怖いけど底知れぬ愛を感じる『キャビン・フィーバー』

キャビン・フィーバー』をレンタルDVDで鑑賞。

新潟は旧作80円で2週間レンタルという破格な値段で借りられるのだが、そこのホラー映画のコーナーを眺めていたら発見したので速攻借りて来た。『ホステル』の1と2はとても好きな映画だったので、その監督のイーライ・ロスのデビュー作ということで気になっていた。

あらすじは5人の若者が夏休みに山小屋でのんびり過ごしているところ、血だらけの男がやってきたことで事態は一変するという、まぁホラー映画によくあるもの。

まず『キャビン・フィーバー』を観て素直に感じたのは底知れぬスプラッターホラーへの「愛」であった。とにかく妙なメタファーや捻ったような言い回しは皆無で、素直に「好きだぁ!」という魂の叫びを感じる。ところが映画はそれだけに留まらずキッチリと観る者を恐怖のどん底に突き落としていくという相反する感情が同居した作品になっている。

取り込まれたものは枚挙にいとまがないが、山小屋で夏休みに浮かれる若者たちがキャッキャしてると今にも人殺しそうな地元民が怖い顔してやってくるとか、感染して人間がエラいことになるとか、そこからさらに疑心暗鬼に陥り極限状態の中で狂気が炸裂するとか、さらに無意味におっぱいが出て来るとか、基本的に作品はアメリカのスプラッターホラーのクリシェによって構築されている。それこそ『キル・ビル』がそうであったように、この『キャビン・フィーバー』も、さまざまなスプラッターホラーのごった煮である。

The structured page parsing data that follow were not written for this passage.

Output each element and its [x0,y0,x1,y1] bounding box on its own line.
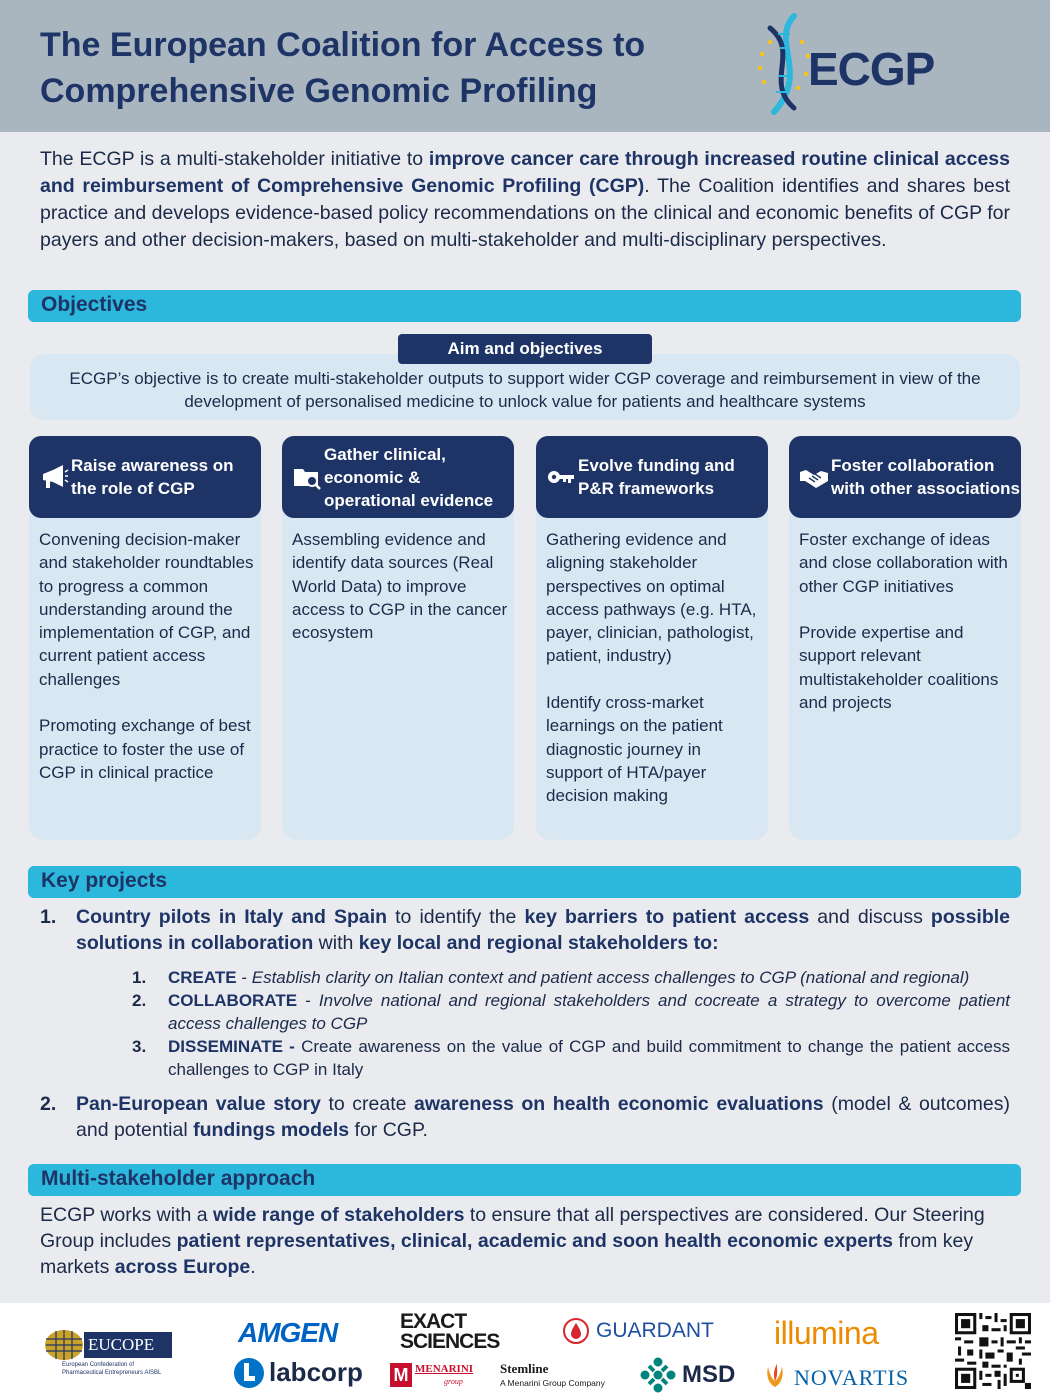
objectives-heading: Objectives [41,293,148,316]
menarini-wordmark: MENARINI [415,1363,474,1375]
objective-paragraph: Gathering evidence and aligning stakeholder perspectives on optimal access pathways (e.g. HTA, payer, clinician, pathologist, patient, industry) [546,530,757,666]
key-project-item [40,1091,1010,1143]
bold-text: awareness on health economic evaluations [414,1093,824,1115]
item-number: 3. [132,1037,147,1056]
megaphone-icon [39,462,69,492]
illumina-logo: illumina [774,1315,879,1351]
partner-logos-footer [0,1303,1050,1400]
text: to identify the [387,906,525,928]
objective-column-evidence [282,436,514,840]
text: (model & outcomes) and potential [76,1093,1010,1141]
objective-header [29,436,261,518]
text: ECGP works with a [40,1204,214,1226]
bold-text: fundings models [193,1119,350,1141]
item-number: 1. [40,906,57,928]
bold-text: Pan-European value story [76,1093,321,1115]
labcorp-mark-icon [233,1357,265,1389]
bold-text: possible solutions in collaboration [76,906,1011,954]
objective-title: Raise awareness on the role of CGP [71,456,234,498]
menarini-group-text: group [444,1377,463,1386]
eucope-subtitle-2: Pharmaceutical Entrepreneurs AISBL [62,1370,162,1376]
title-line-1: The European Coalition for Access to [40,26,646,64]
aim-text: ECGP’s objective is to create multi-stakeholder outputs to support wider CGP coverage and reimbursement in view of the development of personalised medicine to unlock value for patients and healthcare systems [69,369,981,411]
stemline-logo [500,1361,610,1391]
key-projects-heading: Key projects [41,869,168,892]
objective-column-collaboration [789,436,1021,840]
objective-paragraph: Assembling evidence and identify data sources (Real World Data) to improve access to CGP in the cancer ecosystem [292,530,508,643]
eucope-logo [44,1329,194,1385]
title-line-2: Comprehensive Genomic Profiling [40,72,598,110]
bold-text: Country pilots in Italy and Spain [76,906,388,928]
header-banner [0,0,1050,132]
objective-column-awareness [29,436,261,840]
sub-text: Establish clarity on Italian context and patient access challenges to CGP (national and regional) [251,968,970,987]
key-project-item [40,904,1010,1081]
labcorp-wordmark: labcorp [269,1357,363,1387]
eucope-subtitle-1: European Confederation of [62,1362,135,1368]
amgen-logo: AMGEN [238,1317,338,1348]
sub-text: Involve national and regional stakeholders and cocreate a strategy to overcome patient access challenges to CGP [168,991,1010,1033]
sub-label: COLLABORATE [168,991,298,1010]
intro-text-1: The ECGP is a multi-stakeholder initiative to [40,148,429,170]
stemline-wordmark: Stemline [500,1361,549,1376]
msd-wordmark: MSD [682,1361,736,1388]
sub-list [132,966,1010,1081]
objective-column-funding [536,436,768,840]
novartis-wordmark: NOVARTIS [794,1365,910,1390]
stemline-subtitle: A Menarini Group Company [500,1378,605,1388]
text: with [313,932,359,954]
bold-text: across Europe [114,1256,251,1278]
sub-item-collaborate [132,989,1010,1035]
objective-title: Foster collaboration with other associations [831,456,1020,498]
key-projects-heading-bar [28,866,1021,898]
objective-header [536,436,768,518]
menarini-m-icon: M [390,1363,412,1387]
guardant-drop-icon [562,1317,590,1345]
multi-stakeholder-heading-bar [28,1164,1021,1196]
item-number: 2. [132,991,147,1010]
separator: - [236,968,252,987]
handshake-icon [799,462,829,492]
logo-wordmark: ECGP [808,43,935,95]
intro-text-2: . The Coalition identifies and shares best practice and develops evidence-based policy recommendations on the clinical and economic benefits of CGP for payers and other decision-makers, based on multi-stakeholder and multi-disciplinary perspectives. [40,175,1011,251]
objective-body [799,528,1015,738]
objective-title: Gather clinical, economic & operational evidence [324,444,494,510]
ecgp-logo [750,12,980,118]
sub-label: CREATE [168,968,237,987]
intro-paragraph [40,146,1010,254]
exact-logo-line2: SCIENCES [400,1330,500,1353]
intro-bold-1: improve cancer care through increased routine clinical access and reimbursement of Comprehensive Genomic Profiling (CGP) [40,148,1010,197]
novartis-flame-icon [764,1361,786,1389]
text: . [250,1256,256,1278]
objective-paragraph: Provide expertise and support relevant multistakeholder coalitions and projects [799,623,999,713]
sub-label: DISSEMINATE - [168,1037,295,1056]
qr-code[interactable] [955,1313,1031,1389]
item-number: 1. [132,968,147,987]
menarini-logo [390,1361,482,1391]
key-projects-list [40,904,1010,1143]
objective-body [292,528,508,668]
text: for CGP. [349,1119,428,1141]
exact-logo-line1: EXACT [400,1310,467,1333]
multi-stakeholder-heading: Multi-stakeholder approach [41,1167,316,1190]
separator: - [297,991,319,1010]
sub-item-create [132,966,1010,989]
text: and discuss [809,906,931,928]
objectives-heading-bar [28,290,1021,322]
bold-text: key local and regional stakeholders to: [358,932,719,954]
sub-text: Create awareness on the value of CGP and build commitment to change the patient access challenges to CGP in Italy [168,1037,1010,1079]
objective-paragraph: Foster exchange of ideas and close collaboration with other CGP initiatives [799,530,1008,596]
objective-title: Evolve funding and P&R frameworks [578,456,735,498]
folder-search-icon [292,462,322,492]
bold-text: patient representatives, clinical, academic and soon health economic experts [176,1230,893,1252]
globe-icon [44,1329,84,1361]
objective-paragraph: Promoting exchange of best practice to foster the use of CGP in clinical practice [39,716,251,782]
bold-text: wide range of stakeholders [213,1204,465,1226]
multi-stakeholder-paragraph [40,1202,1010,1280]
objective-header [789,436,1021,518]
text: from key markets [40,1230,974,1278]
objective-body [546,528,762,831]
msd-mark-icon [640,1357,676,1393]
objective-header [282,436,514,518]
page-title [40,22,740,114]
guardant-wordmark: GUARDANT [596,1319,714,1342]
key-icon [546,462,576,492]
text: to create [320,1093,415,1115]
aim-label: Aim and objectives [398,334,652,364]
text: to ensure that all perspectives are considered. Our Steering Group includes [40,1204,985,1252]
objective-body [39,528,255,808]
bold-text: key barriers to patient access [524,906,810,928]
item-number: 2. [40,1093,57,1115]
objective-paragraph: Convening decision-maker and stakeholder roundtables to progress a common understanding around the implementation of CGP, and current patient access challenges [39,530,254,689]
sub-item-disseminate [132,1035,1010,1081]
objective-paragraph: Identify cross-market learnings on the patient diagnostic journey in support of HTA/payer decision making [546,693,723,806]
eucope-wordmark: EUCOPE [84,1332,172,1358]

演出はかなりうまく、映像だけで何が起こるのかというのを的確に表現しているし、「志村!うしろ!うしろ!」的なサプライズとサスペンドが物語をラストまで牽引していく。描写は容赦なく、基本的には目を背けたくなるくらいエグいが、『スクリーム』なんかに物足りなさを感じていた人はこれぞスプラッターホラーだぜー!いえーい!という感じで後半はノリノリになっていくのではないだろうか。

奇しくもぼくはこれを『ドリームキャッチャー』と一緒に借りて観たのだが、結構この二作には共通点があった。山小屋の中があんなことになるというのはビジュアル的にも一緒だし、バスルームで問題が起こって血まみれになるというのも似ていた。そもそも妙にスケールが大きくなっていく後半の展開はほぼ一緒で、○○に感染源があってそれ故に若者たちが感染していくというのは『ドリームキャッチャー』に対するアンサーのようにも感じた。むしろ『ドリームキャッチャー』でモーガン・フリーマンがやろうとしたことをこの映画ではラストでやってしまうという怖さもあった。

というわけでこの低予算ホラー、なかなか良く出来ていておすすめ。この作品のバージョンアップが『ドリームキャッチャー』という風に考えるとなかなかおもしろいものがあるなぁ。

ちなみにぼくは『ホステル』が大好きなのだけれど、それよりも『ホステル2』の方が好きだったりする。最近は役者としての活躍が目覚ましい彼だが、よろっと新作を観たい。『ホステル』に対してあーだこーだ言ったナルシスワインバカは三池監督と一緒にイーライ・ロスの新作に出て殺される役でもしろ。あういぇ。